That got a lot of hoots and howls back in 2018. As I was watching it, though, I grew curious. What is the Border Patrol Foundation? Why is Fox presenting Colburn as if he’s a moral authority? So I looked into it. Turns out the Border Patrol Foundation is, perhaps, a metaphor for not only the militarization of civil society, but the cheapening of valor.

According to its website, its mission is “to honor the memory of fallen U.S. Border Patrol agents and provide support and resources to the families. BPF provides support to those employed by the Border Patrol for on- and off-duty deaths, injuries, illnesses, family medical emergencies, special circumstances and student scholarships.”

That might sound altruistic enough, but look closer. The key word here is “fallen.” That’s a word our culture tends to reserve for military service members who die nobly—in combat, especially, but also in the service of country generally. Implicit in “fallen” is valor. That can’t be given. It must be earned. When coupled with “honor,” the foundation gives the impression that border agents are on par with the Marines.

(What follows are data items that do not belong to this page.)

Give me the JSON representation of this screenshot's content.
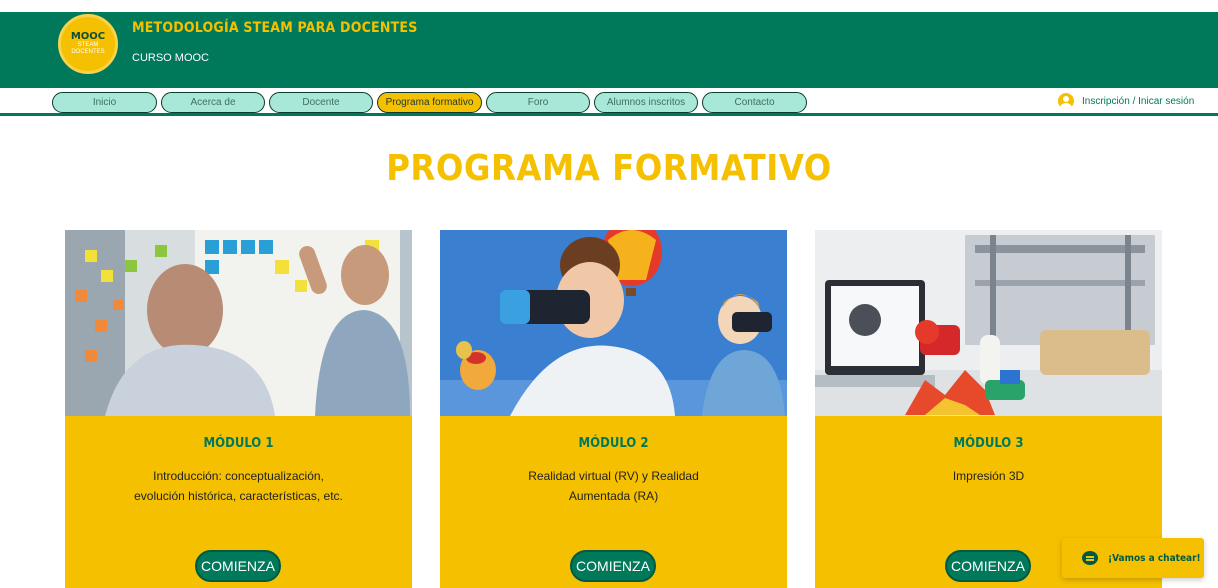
{
  "header": {
    "logo": {
      "line1": "MOOC",
      "line2": "STEAM",
      "line3": "DOCENTES"
    },
    "title": "METODOLOGÍA STEAM PARA DOCENTES",
    "subtitle": "CURSO MOOC"
  },
  "nav": {
    "items": [
      {
        "label": "Inicio"
      },
      {
        "label": "Acerca de"
      },
      {
        "label": "Docente"
      },
      {
        "label": "Programa formativo",
        "active": true
      },
      {
        "label": "Foro"
      },
      {
        "label": "Alumnos inscritos"
      },
      {
        "label": "Contacto"
      }
    ],
    "login_label": "Inscripción / Inicar sesión",
    "login_icon": "user-icon"
  },
  "main": {
    "title": "PROGRAMA FORMATIVO",
    "modules": [
      {
        "title": "MÓDULO 1",
        "description": "Introducción: conceptualización, evolución histórica, características, etc.",
        "button": "COMIENZA",
        "image": "team-whiteboard-photo"
      },
      {
        "title": "MÓDULO 2",
        "description": "Realidad virtual (RV) y Realidad Aumentada (RA)",
        "button": "COMIENZA",
        "image": "kids-vr-headsets-photo"
      },
      {
        "title": "MÓDULO 3",
        "description": "Impresión 3D",
        "button": "COMIENZA",
        "image": "3d-printer-laptop-photo"
      }
    ]
  },
  "chat": {
    "label": "¡Vamos a chatear!",
    "icon": "chat-bubble-icon"
  },
  "colors": {
    "brand_green": "#00785a",
    "brand_yellow": "#f5c000",
    "nav_pill": "#a8e8d8"
  }
}
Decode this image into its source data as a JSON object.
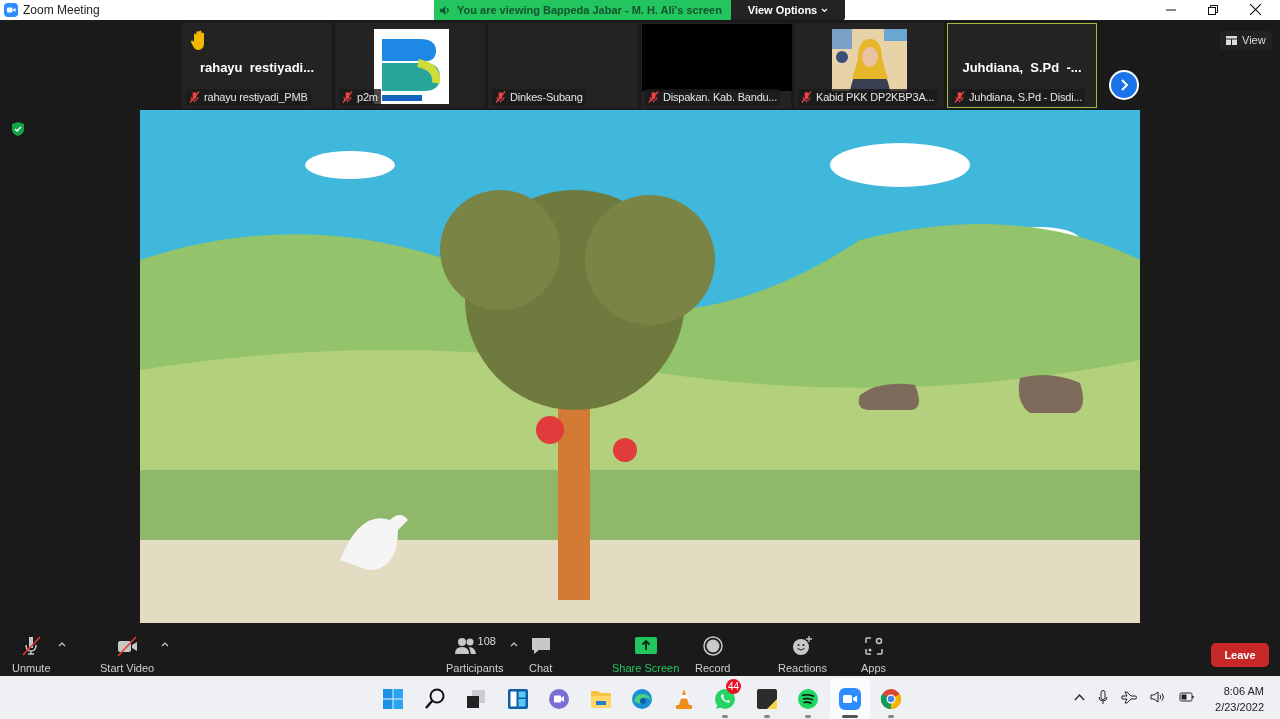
{
  "window": {
    "title": "Zoom Meeting"
  },
  "share_banner": {
    "text": "You are viewing Bappeda Jabar - M. H. Ali's screen",
    "options": "View Options"
  },
  "thumbnails": [
    {
      "kind": "name",
      "display_name": "rahayu  restiyadi...",
      "label": "rahayu restiyadi_PMB",
      "muted": true,
      "hand_raised": true,
      "active_speaker": false
    },
    {
      "kind": "logo",
      "label": "p2m",
      "muted": true,
      "hand_raised": false,
      "active_speaker": false
    },
    {
      "kind": "empty",
      "label": "Dinkes-Subang",
      "muted": true,
      "hand_raised": false,
      "active_speaker": false
    },
    {
      "kind": "black",
      "label": "Dispakan. Kab. Bandu...",
      "muted": true,
      "hand_raised": false,
      "active_speaker": false
    },
    {
      "kind": "camera",
      "label": "Kabid PKK DP2KBP3A...",
      "muted": true,
      "hand_raised": false,
      "active_speaker": false
    },
    {
      "kind": "name",
      "display_name": "Juhdiana,  S.Pd  -...",
      "label": "Juhdiana, S.Pd - Disdi...",
      "muted": true,
      "hand_raised": false,
      "active_speaker": true
    }
  ],
  "view_button": "View",
  "toolbar": [
    {
      "kind": "mic",
      "label": "Unmute",
      "off": true,
      "menu": true
    },
    {
      "kind": "video",
      "label": "Start Video",
      "off": true,
      "menu": true
    },
    {
      "kind": "participants",
      "label": "Participants",
      "count": "108",
      "menu": true
    },
    {
      "kind": "chat",
      "label": "Chat",
      "menu": false
    },
    {
      "kind": "share",
      "label": "Share Screen",
      "menu": false
    },
    {
      "kind": "record",
      "label": "Record",
      "menu": false
    },
    {
      "kind": "reactions",
      "label": "Reactions",
      "menu": false
    },
    {
      "kind": "apps",
      "label": "Apps",
      "menu": false
    }
  ],
  "leave_button": "Leave",
  "taskbar": [
    {
      "kind": "start",
      "running": false,
      "active": false
    },
    {
      "kind": "search",
      "running": false,
      "active": false
    },
    {
      "kind": "taskview",
      "running": false,
      "active": false
    },
    {
      "kind": "widgets",
      "running": false,
      "active": false
    },
    {
      "kind": "teams",
      "running": false,
      "active": false
    },
    {
      "kind": "files",
      "running": false,
      "active": false
    },
    {
      "kind": "edge",
      "running": false,
      "active": false
    },
    {
      "kind": "vlc",
      "running": false,
      "active": false
    },
    {
      "kind": "whatsapp",
      "running": true,
      "active": false,
      "badge": "44"
    },
    {
      "kind": "notes",
      "running": true,
      "active": false
    },
    {
      "kind": "spotify",
      "running": true,
      "active": false
    },
    {
      "kind": "zoom",
      "running": true,
      "active": true
    },
    {
      "kind": "chrome",
      "running": true,
      "active": false
    }
  ],
  "clock": {
    "time": "8:06 AM",
    "date": "2/23/2022"
  }
}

Not too surprising. There’s a history. The Editorial Board’s friendly neighborhood sociologist wrote earlier this month that police took an aggressive posture toward enforcing the law after the 1960s civil rights movement. “Starting with the Nixon administration’s tough-on-crime rhetoric,” Professor Rod Graham wrote, “police departments have been modeling themselves after the military. Local police officers are being trained to be warriors, complete with military-style equipment.”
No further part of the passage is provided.